PYTHON_LIB := $(ANACONDA_HOME)/lib

# Homebrew installs numpy in a non standard path (keg only)
"運用指令碼找尋當前環境的numpy"
# PYTHON_INCLUDE += $(dir $(shell python -c 'import numpy.core; print(numpy.core.__file__)'))/include
# PYTHON_LIB += $(shell brew --prefix numpy)/lib

# Uncomment to support layers written in Python (will link against Python libs)
"若要使用python來編寫layer，則需要開啟"
WITH_PYTHON_LAYER := 1

# Whatever else you find you need goes here.
"caffe如果找不到標頭檔案，就需要在這裡加入指定路徑，當然該路徑下沒有這個目錄則會報錯"
INCLUDE_DIRS := $(PYTHON_INCLUDE) /usr/local/include /usr/local/cuda-10.2/include /usr/include/hdf5/serial /xxxx/Opencv2/include
LIBRARY_DIRS := $(PYTHON_LIB) /usr/local/lib /usr/lib /usr/local/cuda-10.2/lib /usr/lib/x86_64-linux-gnu/hdf5/serial /xxxx/Opencv2/lib

# If Homebrew is installed at a non standard location (for example your home directory) and you use it for general dependencies
# INCLUDE_DIRS += $(shell brew --prefix)/include
# LIBRARY_DIRS += $(shell brew --prefix)/lib

# NCCL acceleration switch (uncomment to build with NCCL)
# https://github.com/NVIDIA/nccl (last tested version: v1.2.3-1+cuda8.0)
# USE_NCCL := 1

# Uncomment to use `pkg-config` to specify OpenCV library paths.
# (Usually not necessary -- OpenCV libraries are normally installed in one of the above $LIBRARY_DIRS.)
"一般不需要開啟，我在裝opencv之前就已經裝了pkg-config依賴，那麼就不需要caffe再指定，並且預設是開啟的"
# USE_PKG_CONFIG := 1

# N.B. both build and distribute dirs are cleared on `make clean`
BUILD_DIR := build
DISTRIBUTE_DIR := distribute

# Uncomment for debugging.
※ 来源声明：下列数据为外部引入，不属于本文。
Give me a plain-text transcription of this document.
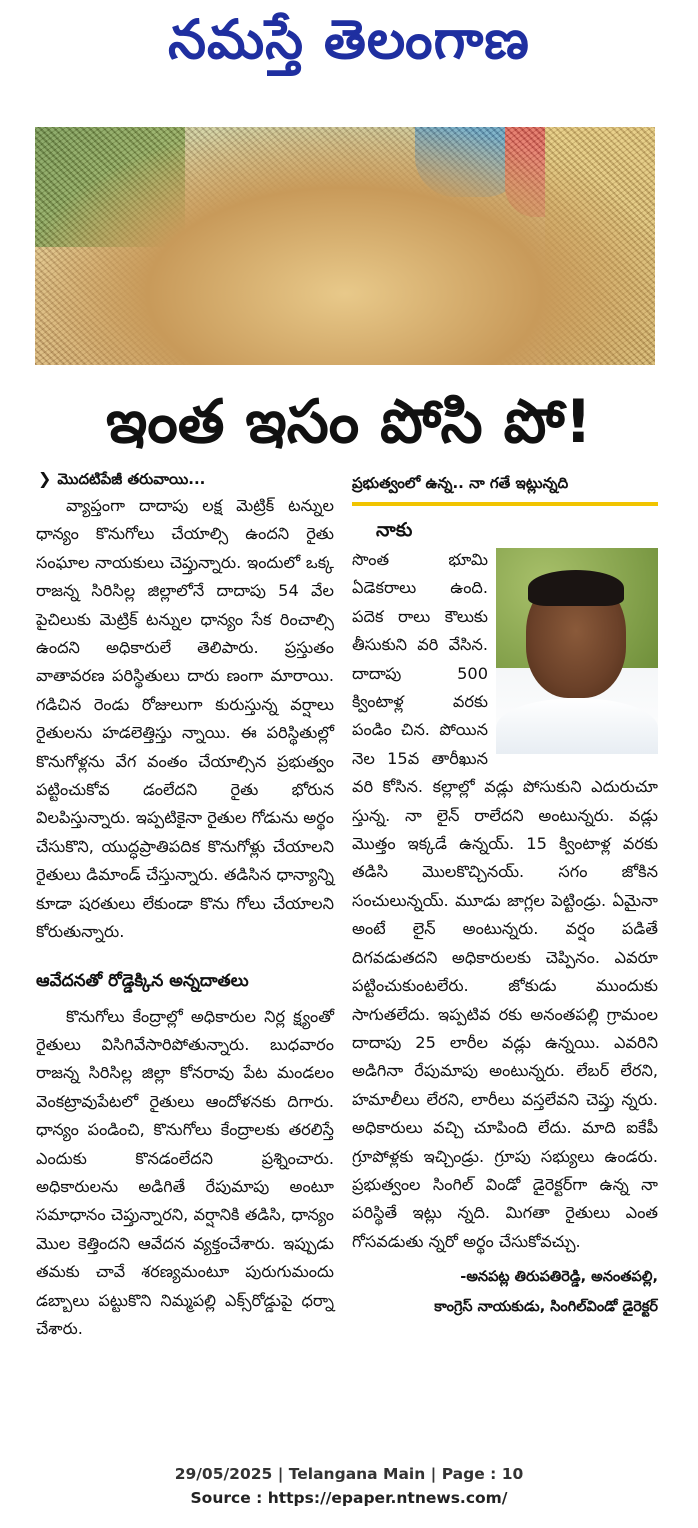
నమస్తే తెలంగాణ
ఇంత ఇసం పోసి పో!
❯ మొదటిపేజీ తరువాయి...

వ్యాప్తంగా దాదాపు లక్ష మెట్రిక్ టన్నుల ధాన్యం కొనుగోలు చేయాల్సి ఉందని రైతు సంఘాల నాయకులు చెప్తున్నారు. ఇందులో ఒక్క రాజన్న సిరిసిల్ల జిల్లాలోనే దాదాపు 54 వేల పైచిలుకు మెట్రిక్ టన్నుల ధాన్యం సేక రించాల్సి ఉందని అధికారులే తెలిపారు. ప్రస్తుతం వాతావరణ పరిస్థితులు దారు ణంగా మారాయి. గడిచిన రెండు రోజులుగా కురుస్తున్న వర్షాలు రైతులను హడలెత్తిస్తు న్నాయి. ఈ పరిస్థితుల్లో కొనుగోళ్లను వేగ వంతం చేయాల్సిన ప్రభుత్వం పట్టించుకోవ డంలేదని రైతు భోరున విలపిస్తున్నారు. ఇప్పటికైనా రైతుల గోడును అర్థం చేసుకొని, యుద్ధప్రాతిపదిక కొనుగోళ్లు చేయాలని రైతులు డిమాండ్ చేస్తున్నారు. తడిసిన ధాన్యాన్ని కూడా షరతులు లేకుండా కొను గోలు చేయాలని కోరుతున్నారు.

ఆవేదనతో రోడ్డెక్కిన అన్నదాతలు

కొనుగోలు కేంద్రాల్లో అధికారుల నిర్ల క్ష్యంతో రైతులు విసిగివేసారిపోతున్నారు. బుధవారం రాజన్న సిరిసిల్ల జిల్లా కోనరావు పేట మండలం వెంకట్రావుపేటలో రైతులు ఆందోళనకు దిగారు. ధాన్యం పండించి, కొనుగోలు కేంద్రాలకు తరలిస్తే ఎందుకు కొనడంలేదని ప్రశ్నించారు. అధికారులను అడిగితే రేపుమాపు అంటూ సమాధానం చెప్తున్నారని, వర్షానికి తడిసి, ధాన్యం మొల కెత్తిందని ఆవేదన వ్యక్తంచేశారు. ఇప్పుడు తమకు చావే శరణ్యమంటూ పురుగుమందు డబ్బాలు పట్టుకొని నిమ్మపల్లి ఎక్స్‌రోడ్డుపై ధర్నా చేశారు.

ప్రభుత్వంలో ఉన్న.. నా గతే ఇట్లున్నది
నాకు

సొంత భూమి ఏడెకరాలు ఉంది. పదెక రాలు కౌలుకు తీసుకుని వరి వేసిన. దాదాపు 500 క్వింటాళ్ల వరకు పండిం చిన. పోయిన నెల 15వ తారీఖున వరి కోసిన. కల్లాల్లో వడ్లు పోసుకుని ఎదురుచూ స్తున్న. నా లైన్ రాలేదని అంటున్నరు. వడ్లు మొత్తం ఇక్కడే ఉన్నయ్. 15 క్వింటాళ్ల వరకు తడిసి మొలకొచ్చినయ్. సగం జోకిన సంచులున్నయ్. మూడు జాగ్లల పెట్టిండ్రు. ఏమైనా అంటే లైన్ అంటున్నరు. వర్షం పడితే దిగవడుతదని అధికారులకు చెప్పినం. ఎవరూ పట్టించుకుంటలేరు. జోకుడు ముందుకు సాగుతలేదు. ఇప్పటివ రకు అనంతపల్లి గ్రామంల దాదాపు 25 లారీల వడ్లు ఉన్నయి. ఎవరిని అడిగినా రేపుమాపు అంటున్నరు. లేబర్ లేరని, హమాలీలు లేరని, లారీలు వస్తలేవని చెప్తు న్నరు. అధికారులు వచ్చి చూపింది లేదు. మాది ఐకేపీ గ్రూపోళ్లకు ఇచ్చిండ్రు. గ్రూపు సభ్యులు ఉండరు. ప్రభుత్వంల సింగిల్ విండో డైరెక్టర్‌గా ఉన్న నా పరిస్థితే ఇట్లు న్నది. మిగతా రైతులు ఎంత గోసవడుతు న్నరో అర్థం చేసుకోవచ్చు.

-అనపట్ల తిరుపతిరెడ్డి, అనంతపల్లి,
కాంగ్రెస్ నాయకుడు, సింగిల్‌విండో డైరెక్టర్
29/05/2025 | Telangana Main | Page : 10
Source : https://epaper.ntnews.com/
Does not work on OSX due to https://github.com/BVLC/caffe/issues/171
# DEBUG := 1

# The ID of the GPU that 'make runtest' will use to run unit tests.
"所用的GPU的ID編號"
TEST_GPUID := 0

# enable pretty build (comment to see full commands)
Q ?= @

上述配置檔案如果修改錯誤，具體的錯誤結果見下面的錯誤總結裡，配置成正確的makefile.config檔案後，修改makefile：

#將：
NVCCFLAGS +=-ccbin=$(CXX) -Xcompiler-fPIC $(COMMON_FLAGS)
#替換為：
NVCCFLAGS += -D_FORCE_INLINES -ccbin=$(CXX) -Xcompiler -fPIC $(COMMON_FLAGS)

還有新增img

LIBRARIES + = glog gflags protobuf leveldb
snappy lmdb boost_system hdf5_hl hdf5 m
opencv_core opencv_highgui opencv_imgproc
# 更改為
LIBRARIES + = glog gflags protobuf leveldb
snappy lmdb boost_system hdf5_hl hdf5 m
opencv_core opencv_highgui opencv_imgproc opencv_imgcodecs

然後就能進行編譯了：

make all -j12
make test -j12
make runtest
make pycaffe

一般狀態會如下：

[----------] 1 test from PlatformTest
[ RUN      ] PlatformTest.TestInitialization
Major revision number:         7
Minor revision number:         5
Name:                          Quadro RTX 5000
Total global memory:           16908615680
Total shared memory per block: 49152
Total registers per block:     65536
Warp size:                     32
Maximum memory pitch:          2147483647
Maximum threads per block:     1024
Maximum dimension 0 of block:  1024
Maximum dimension 1 of block:  1024
Maximum dimension 2 of block:  64
Maximum dimension 0 of grid:   2147483647
Maximum dimension 1 of grid:   65535
Maximum dimension 2 of grid:   65535
Clock rate:                    1815000
Total constant memory:         65536
Texture alignment:             512
Concurrent copy and execution: Yes
Number of multiprocessors:     48
Kernel execution timeout:      No
Unified virtual addressing:    Yes
[       OK ] PlatformTest.TestInitialization (0 ms)
[----------] 1 test from PlatformTest (0 ms total)

沒問題後加入環境變數：

export PYTHONPATH=~/caffe/python:$PYTHONPATH

至此，就可以在全域性使用caffe了。

錯誤總結

src/caffe/data_transformer.cpp:2:33: fatal error: opencv2/core/core.hpp:

第一點，如果LIBRARY_DIRS和INCLUDE_DIRS必須加上相應的路徑，不然會報錯：

INCLUDE_DIRS := $(PYTHON_INCLUDE) /usr/local/include /usr/include/hdf5/serial /xxxx/Opencv2/include
LIBRARY_DIRS := $(PYTHON_LIB) /usr/local/lib /usr/lib /usr/lib/x86_64-linux-gnu /usr/lib/x86_64-linux-gnu/hdf5/serial /xxxx/Opencv2/lib

src/caffe/data_transformer.cpp:2:33: fatal error: opencv2/core/core.hpp: 沒有那個檔案或目錄。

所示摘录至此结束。